Gary M. Galles, a professor of economics at Pepperdine University, expressed similar sentiments in a Philadelphia Inquirer article, "Social Security Really Isn't All That Secure." He writes:
"[August 14] now acts as a focal point for assertions that we must preserve Social Security as is, particularly against reforms that would allow any privatization. But the falling number of workers per retiree as baby boomers retire…guarantees Social Security's insolvency in its present form…. Therefore, the status quo is not an option. Social Security as is cannot be saved.
"Defenders offer no real structural reform. They say relying on people's market choices to fund their retirement is just too risky to replace the safety of Social Security. While that is a highly questionable claim, what is seldom discussed is that Social Security is not the rock of security it is advertised to be.

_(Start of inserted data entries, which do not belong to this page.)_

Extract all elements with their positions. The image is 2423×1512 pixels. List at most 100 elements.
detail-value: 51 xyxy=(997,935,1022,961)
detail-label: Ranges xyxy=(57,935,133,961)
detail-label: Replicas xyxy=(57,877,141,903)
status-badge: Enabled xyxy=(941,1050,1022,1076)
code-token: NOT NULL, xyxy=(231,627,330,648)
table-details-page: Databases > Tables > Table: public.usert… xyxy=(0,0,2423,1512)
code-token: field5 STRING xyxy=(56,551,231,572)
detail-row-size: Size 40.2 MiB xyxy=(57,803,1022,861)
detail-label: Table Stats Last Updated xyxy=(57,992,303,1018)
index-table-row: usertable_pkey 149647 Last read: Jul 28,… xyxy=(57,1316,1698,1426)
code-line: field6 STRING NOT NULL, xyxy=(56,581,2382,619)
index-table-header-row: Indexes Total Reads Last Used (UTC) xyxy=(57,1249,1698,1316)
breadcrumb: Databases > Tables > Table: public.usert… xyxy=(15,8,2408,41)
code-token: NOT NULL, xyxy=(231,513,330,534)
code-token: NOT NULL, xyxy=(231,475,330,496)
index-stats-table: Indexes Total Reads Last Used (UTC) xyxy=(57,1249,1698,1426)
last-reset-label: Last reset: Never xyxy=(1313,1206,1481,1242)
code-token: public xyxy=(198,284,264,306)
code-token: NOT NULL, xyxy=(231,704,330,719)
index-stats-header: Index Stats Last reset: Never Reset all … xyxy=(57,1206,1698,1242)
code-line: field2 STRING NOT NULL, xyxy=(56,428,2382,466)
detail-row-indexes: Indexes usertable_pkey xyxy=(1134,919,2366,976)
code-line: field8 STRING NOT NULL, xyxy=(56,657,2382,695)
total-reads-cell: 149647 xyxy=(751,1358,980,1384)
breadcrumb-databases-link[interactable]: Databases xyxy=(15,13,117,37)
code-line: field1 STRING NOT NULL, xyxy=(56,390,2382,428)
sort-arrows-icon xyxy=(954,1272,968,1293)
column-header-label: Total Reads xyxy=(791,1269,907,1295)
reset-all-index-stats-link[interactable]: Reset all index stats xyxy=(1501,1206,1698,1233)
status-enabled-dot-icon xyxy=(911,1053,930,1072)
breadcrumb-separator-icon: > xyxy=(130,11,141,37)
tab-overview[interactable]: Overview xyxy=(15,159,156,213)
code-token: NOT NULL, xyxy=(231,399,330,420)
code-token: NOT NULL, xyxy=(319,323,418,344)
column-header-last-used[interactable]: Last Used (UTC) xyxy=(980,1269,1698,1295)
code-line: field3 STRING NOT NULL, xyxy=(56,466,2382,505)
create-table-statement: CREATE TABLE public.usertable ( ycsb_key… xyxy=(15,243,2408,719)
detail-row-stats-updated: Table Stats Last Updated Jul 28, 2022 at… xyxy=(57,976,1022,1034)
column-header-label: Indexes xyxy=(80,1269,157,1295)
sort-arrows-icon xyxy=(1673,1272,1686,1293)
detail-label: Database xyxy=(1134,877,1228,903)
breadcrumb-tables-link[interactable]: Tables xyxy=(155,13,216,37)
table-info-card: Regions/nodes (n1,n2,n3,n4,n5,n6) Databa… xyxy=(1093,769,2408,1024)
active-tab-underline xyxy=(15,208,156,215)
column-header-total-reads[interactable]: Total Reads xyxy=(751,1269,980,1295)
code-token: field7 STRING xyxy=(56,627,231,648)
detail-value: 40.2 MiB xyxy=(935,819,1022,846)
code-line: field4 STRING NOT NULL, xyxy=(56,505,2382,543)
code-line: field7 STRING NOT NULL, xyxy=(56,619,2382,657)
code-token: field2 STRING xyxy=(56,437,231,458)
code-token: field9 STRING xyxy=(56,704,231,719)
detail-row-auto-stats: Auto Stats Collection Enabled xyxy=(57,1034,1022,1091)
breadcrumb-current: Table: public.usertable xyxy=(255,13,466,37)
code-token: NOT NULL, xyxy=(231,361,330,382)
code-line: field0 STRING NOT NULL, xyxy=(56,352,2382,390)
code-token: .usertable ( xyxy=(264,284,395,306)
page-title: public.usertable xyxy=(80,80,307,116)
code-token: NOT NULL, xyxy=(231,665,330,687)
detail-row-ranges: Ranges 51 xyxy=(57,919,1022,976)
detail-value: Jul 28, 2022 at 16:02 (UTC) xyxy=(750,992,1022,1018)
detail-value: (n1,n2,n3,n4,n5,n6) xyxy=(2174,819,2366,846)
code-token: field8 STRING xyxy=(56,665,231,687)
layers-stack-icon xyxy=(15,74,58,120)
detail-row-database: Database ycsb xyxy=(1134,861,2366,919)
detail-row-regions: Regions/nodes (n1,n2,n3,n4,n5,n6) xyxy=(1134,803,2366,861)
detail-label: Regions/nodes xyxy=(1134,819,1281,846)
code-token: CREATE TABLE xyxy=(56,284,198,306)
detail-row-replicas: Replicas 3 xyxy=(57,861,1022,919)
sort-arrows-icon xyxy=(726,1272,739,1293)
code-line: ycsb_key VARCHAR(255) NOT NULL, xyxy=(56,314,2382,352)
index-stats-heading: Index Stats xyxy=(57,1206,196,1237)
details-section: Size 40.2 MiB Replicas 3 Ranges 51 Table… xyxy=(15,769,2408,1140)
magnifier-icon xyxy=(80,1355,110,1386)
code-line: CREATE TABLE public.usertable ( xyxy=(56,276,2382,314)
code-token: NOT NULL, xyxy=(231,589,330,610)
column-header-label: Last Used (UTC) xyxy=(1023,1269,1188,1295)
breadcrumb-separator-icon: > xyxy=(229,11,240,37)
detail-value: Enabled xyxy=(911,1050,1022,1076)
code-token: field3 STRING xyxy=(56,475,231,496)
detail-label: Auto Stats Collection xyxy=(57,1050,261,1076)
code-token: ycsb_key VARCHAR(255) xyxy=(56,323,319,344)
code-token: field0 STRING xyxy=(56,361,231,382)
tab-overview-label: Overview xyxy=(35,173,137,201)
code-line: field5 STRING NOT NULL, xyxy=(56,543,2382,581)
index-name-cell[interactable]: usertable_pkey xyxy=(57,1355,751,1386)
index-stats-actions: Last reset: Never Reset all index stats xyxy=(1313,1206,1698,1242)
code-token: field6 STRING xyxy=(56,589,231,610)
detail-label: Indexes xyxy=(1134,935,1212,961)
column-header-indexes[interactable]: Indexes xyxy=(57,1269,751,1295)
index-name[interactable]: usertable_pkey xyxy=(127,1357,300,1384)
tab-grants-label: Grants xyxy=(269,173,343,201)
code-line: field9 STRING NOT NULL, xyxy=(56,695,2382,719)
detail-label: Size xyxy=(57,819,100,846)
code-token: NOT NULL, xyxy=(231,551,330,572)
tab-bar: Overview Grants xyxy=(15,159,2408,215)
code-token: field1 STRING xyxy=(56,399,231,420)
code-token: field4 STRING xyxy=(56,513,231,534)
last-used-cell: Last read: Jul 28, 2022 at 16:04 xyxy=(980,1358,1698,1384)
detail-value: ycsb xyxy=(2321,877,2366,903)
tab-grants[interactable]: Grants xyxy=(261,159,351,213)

"Social Security may not face any market risk, but relying on unenforceable political promises of retirement benefits is far riskier than relying on the legally enforceable contracts that back private retirement investments.
"Social Security's current promised benefits will be far from a sure thing decades from now. I would rather bear the risks of market volatility, minimized by prudent planning and diversification, than bet my golden years on future politicians honoring commitments made now by other politicians, when that will require them to raise taxes sharply."